Protecting your identity from a QR code scam

Since making their return during the pandemic, it seems as though QR codes are here to stay, as the shortcut URLs have quickly integrated into our daily lives, in how we access and share information, pay for items, and verify who we are. This said, as use of QR codes evolves, so too, surely, will the fraud perpetrated by tech scammers.

So, just as we need to be on the lookout for credit card skimmers these days, we also need to be on the lookout for QR code scams. To protect yourself from ID theft via QR code scam, it's the same as in other cases involving links and providing your personal information: Be careful, and if something looks off, trust your gut that it could be fraud. For example, in the case of the QR code stickers, ask yourself if the code's location seems at all suspicious.

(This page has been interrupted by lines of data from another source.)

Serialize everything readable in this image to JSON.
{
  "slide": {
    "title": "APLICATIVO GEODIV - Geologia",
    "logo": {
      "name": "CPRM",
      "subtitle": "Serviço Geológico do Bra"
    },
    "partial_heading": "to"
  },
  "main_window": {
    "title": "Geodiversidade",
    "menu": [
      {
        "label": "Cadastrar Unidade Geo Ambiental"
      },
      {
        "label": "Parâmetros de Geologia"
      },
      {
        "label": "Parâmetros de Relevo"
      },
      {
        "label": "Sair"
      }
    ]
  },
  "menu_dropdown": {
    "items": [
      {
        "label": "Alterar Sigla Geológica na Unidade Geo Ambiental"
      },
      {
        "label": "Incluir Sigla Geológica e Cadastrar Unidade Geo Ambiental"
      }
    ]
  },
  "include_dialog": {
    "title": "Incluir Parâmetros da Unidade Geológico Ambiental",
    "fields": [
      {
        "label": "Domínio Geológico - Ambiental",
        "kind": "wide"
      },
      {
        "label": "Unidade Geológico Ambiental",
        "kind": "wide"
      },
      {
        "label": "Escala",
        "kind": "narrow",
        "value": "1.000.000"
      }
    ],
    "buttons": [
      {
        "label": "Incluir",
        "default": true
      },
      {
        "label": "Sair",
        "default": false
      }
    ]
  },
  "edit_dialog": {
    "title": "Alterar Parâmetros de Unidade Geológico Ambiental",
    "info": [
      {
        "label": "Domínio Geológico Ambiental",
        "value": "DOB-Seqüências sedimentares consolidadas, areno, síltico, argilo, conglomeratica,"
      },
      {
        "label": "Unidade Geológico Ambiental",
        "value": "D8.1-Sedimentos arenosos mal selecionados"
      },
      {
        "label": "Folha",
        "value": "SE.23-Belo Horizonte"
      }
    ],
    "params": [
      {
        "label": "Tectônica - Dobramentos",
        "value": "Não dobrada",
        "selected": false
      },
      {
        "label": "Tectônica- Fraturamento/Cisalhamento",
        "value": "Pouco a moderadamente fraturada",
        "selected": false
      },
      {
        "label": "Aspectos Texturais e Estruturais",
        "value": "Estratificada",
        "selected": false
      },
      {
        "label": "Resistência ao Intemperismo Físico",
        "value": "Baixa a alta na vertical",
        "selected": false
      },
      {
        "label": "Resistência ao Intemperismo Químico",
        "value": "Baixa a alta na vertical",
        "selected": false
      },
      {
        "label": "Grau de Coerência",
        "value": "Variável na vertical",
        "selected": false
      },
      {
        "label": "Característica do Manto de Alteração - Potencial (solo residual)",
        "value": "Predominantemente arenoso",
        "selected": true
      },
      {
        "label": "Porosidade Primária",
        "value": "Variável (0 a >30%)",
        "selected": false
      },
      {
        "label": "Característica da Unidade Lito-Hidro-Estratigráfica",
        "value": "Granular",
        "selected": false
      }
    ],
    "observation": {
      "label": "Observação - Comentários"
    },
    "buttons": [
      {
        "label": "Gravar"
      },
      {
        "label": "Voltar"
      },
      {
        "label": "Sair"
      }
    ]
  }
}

In its QR code warning, the FBI advised that people, once they've scanned a QR code, to check the URL of the site they're brought to. Does it have any misspellings in it? Is it a different name than you expected it to be? If so, it's a scam. Further, the FBI says not to download an app from a QR code. If you need the app, do so from an app store. And, if you receive a message from someone you know and it includes a QR code, get in touch with them first to confirm the code's authenticity.